Recent research revealed a regulatory link between glucose metabolism and expression of oncogenes and tumor suppressors in cancer cells [31‐33]. Previous work has revealed that cancer-promoting oncogenes and hypoxia-inducible factor (HIF-1α) induce a glycolytic shift [34]. Activation of oncogenic signaling pathways involving PI3K/AkT/mTOR, c-Myc, Src, and Ras results in an enhanced glucose uptake and glycolytic activity, mimicking the Warburg phenotype in cancer cells [35, 36]. Suppression of mitochondrial energy metabolism in breast cancer cells would potentially counteract the aerobic glycolysis advantage acquired through metabolic reprogramming. Targeting of both mitochondrial bioenergetic function and the glycolytic pathway is a promising chemotherapeutic strategy [31, 37]. However, the key to successful cancer therapy remains to be the selectivity [4, 38]. In this regard, Mito-ChM and analogs offer a unique advantage. Coupling energy restriction-mimetic agents (e.g., thiazolidinediones) with mitochondria-targeted agents may be a very effective small-molecule based anticancer therapy [39].

The present results indicate that Mito-ChM or Mito-ChMAc (1–20 μM) decreased intracellular ATP levels in a concentration- and time-dependent manner (Figure 4). The intracellular levels of Mito-ChM could decrease via the pumping mechanism of p-glycoprotein or MDR-1, a multidrug transporter [40]. However, as ATP is required for the pumping mechanism of p-glycoprotein, Mito-ChM-induced depletion of ATP could hinder the pump activity, thereby accumulating the cationic drug. Thus, a key advantage of using mito-chromanols in combination with a chemotherapeutic drug that induces multi-drug resistance through elevated p-glycoprotein expression might be the depletion of intracellular ATP. Intracellular ATP levels reportedly regulate chemoresistance in colon cancer cells [41]. A recent report indicates that the use of mitochondrially targeted drugs could counteract ABCA1-dependent resistance of the lung carcinoma cells [42].
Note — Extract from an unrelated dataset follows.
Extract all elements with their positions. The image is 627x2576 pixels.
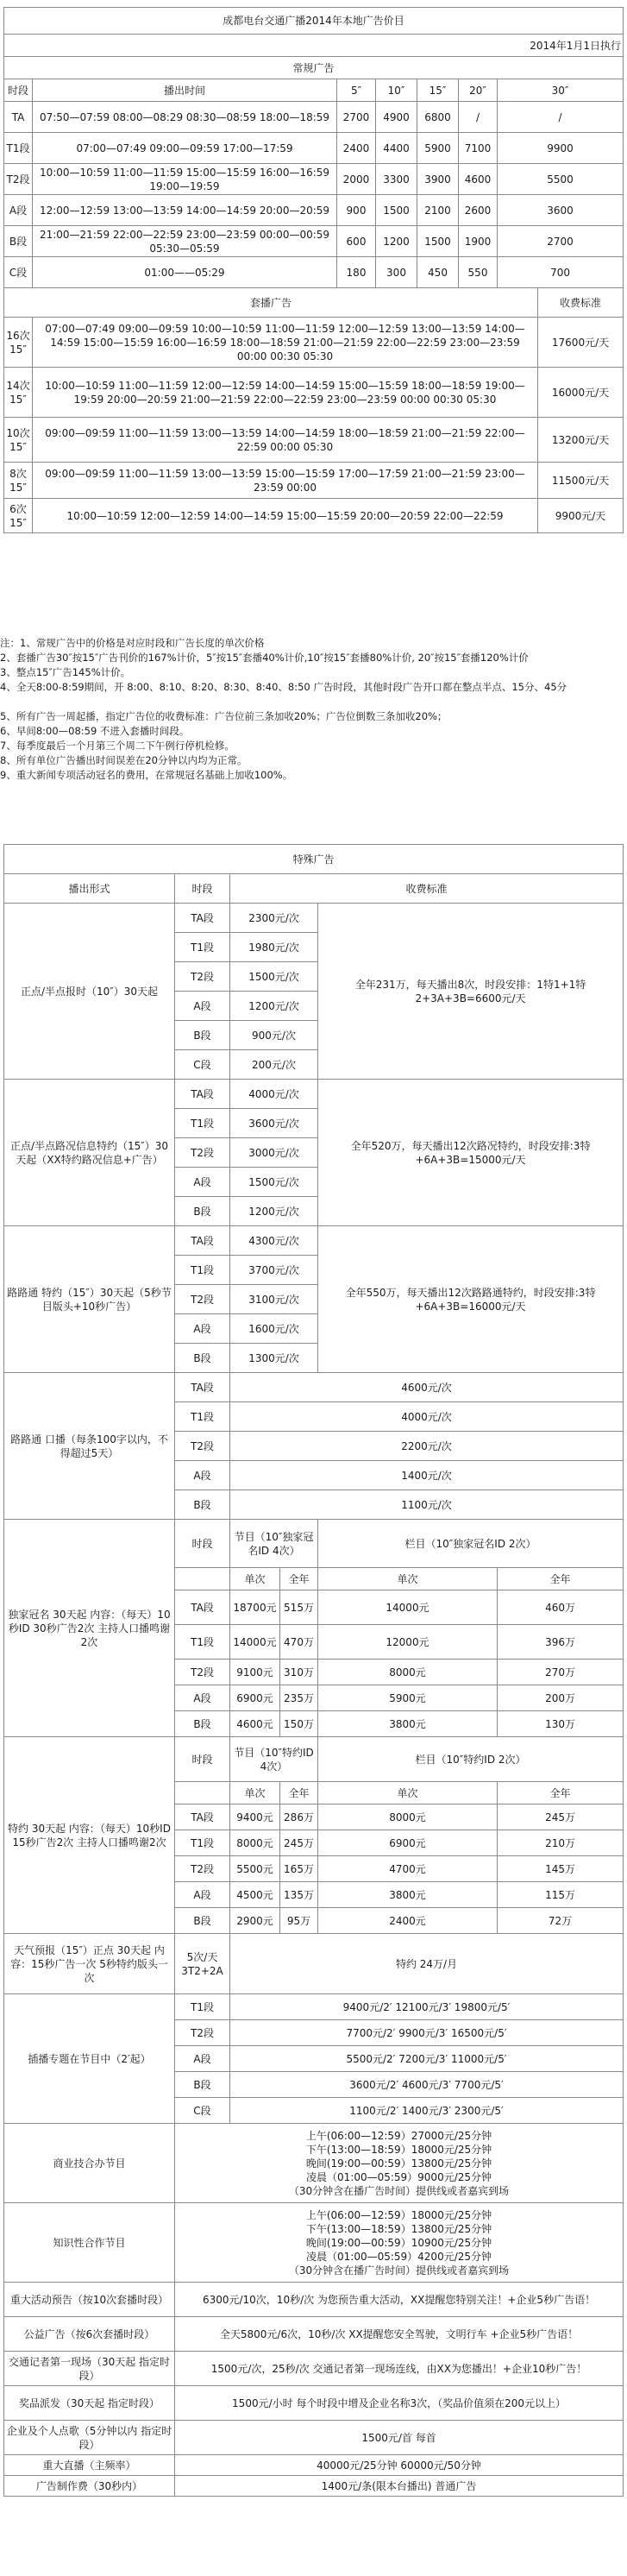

It is well known that redox-based chemotherapeutics induce depletion of intracellular ATP levels via increased oxidative stress [43]. Unfortunately, these drugs also cause toxic side effects through oxidative mechanism of activation [44]. In this study, we show that mitochondria-targeted cationic drugs deplete intracellular ATP, not through redox activation mechanism, but through selective inhibition of ATP-linked respiration in tumor cells. As shown in Figure 4, this inhibitory effect is prolonged and permanent in breast cancer cells but not in control, noncancerous cells.

The added value of mitochondria targeted cationic drugs attached to a functionally-active antioxidant group is that they will afford increased cytoprotection in normal cells through inhibition of mitochondrial oxidative damage caused by conventional chemotherapy. The therapeutic potential of mitochondria targeting in cancer therapy enhances the overall therapeutic index. Mitochondria-targeted vitamin E analog inhibits oxidative stress in normal cells [18, 45]. Previous studies have shown that mitochondria-targeted drugs (Mito-Q and Mito-CP) effectively mitigated cardiotoxic and nephrotoxic side effects induced by antitumor drugs, doxorubicin and cis-platin [46, 47].

Several attempts have been made to make use of the Warburg phenotypic trait (aerobic glycolysis) in cancer chemotherapy [48, 49]. However, this approach has not yielded a viable chemotherapeutic strategy because of the systemic toxicity of the high concentrations of 2-DG typically used in these studies [31]. The combined inhibition of glycolysis and mitochondrial function allows the use of much lower concentrations of 2-DG. The present studies suggest that a dual targeting of relatively nontoxic mito-chromanols and glycolytic inhibitors is a viable and generalized chemotherapeutic approach. Mito-chromanols exhibit considerable tumor selectivity as evidenced by a similar EC₅₀ value in eight different breast cancer cells with different genetic backgrounds. The role of stromal cells and the tumor microenvironment in general in modulating tumour sensitivity is crucial to developing successful anticancer therapeutics. Future studies should focus on investigating the effect of mitochondria-targeted small molecules on stromal cells alone and on the combination of cancer cells with stromal cells.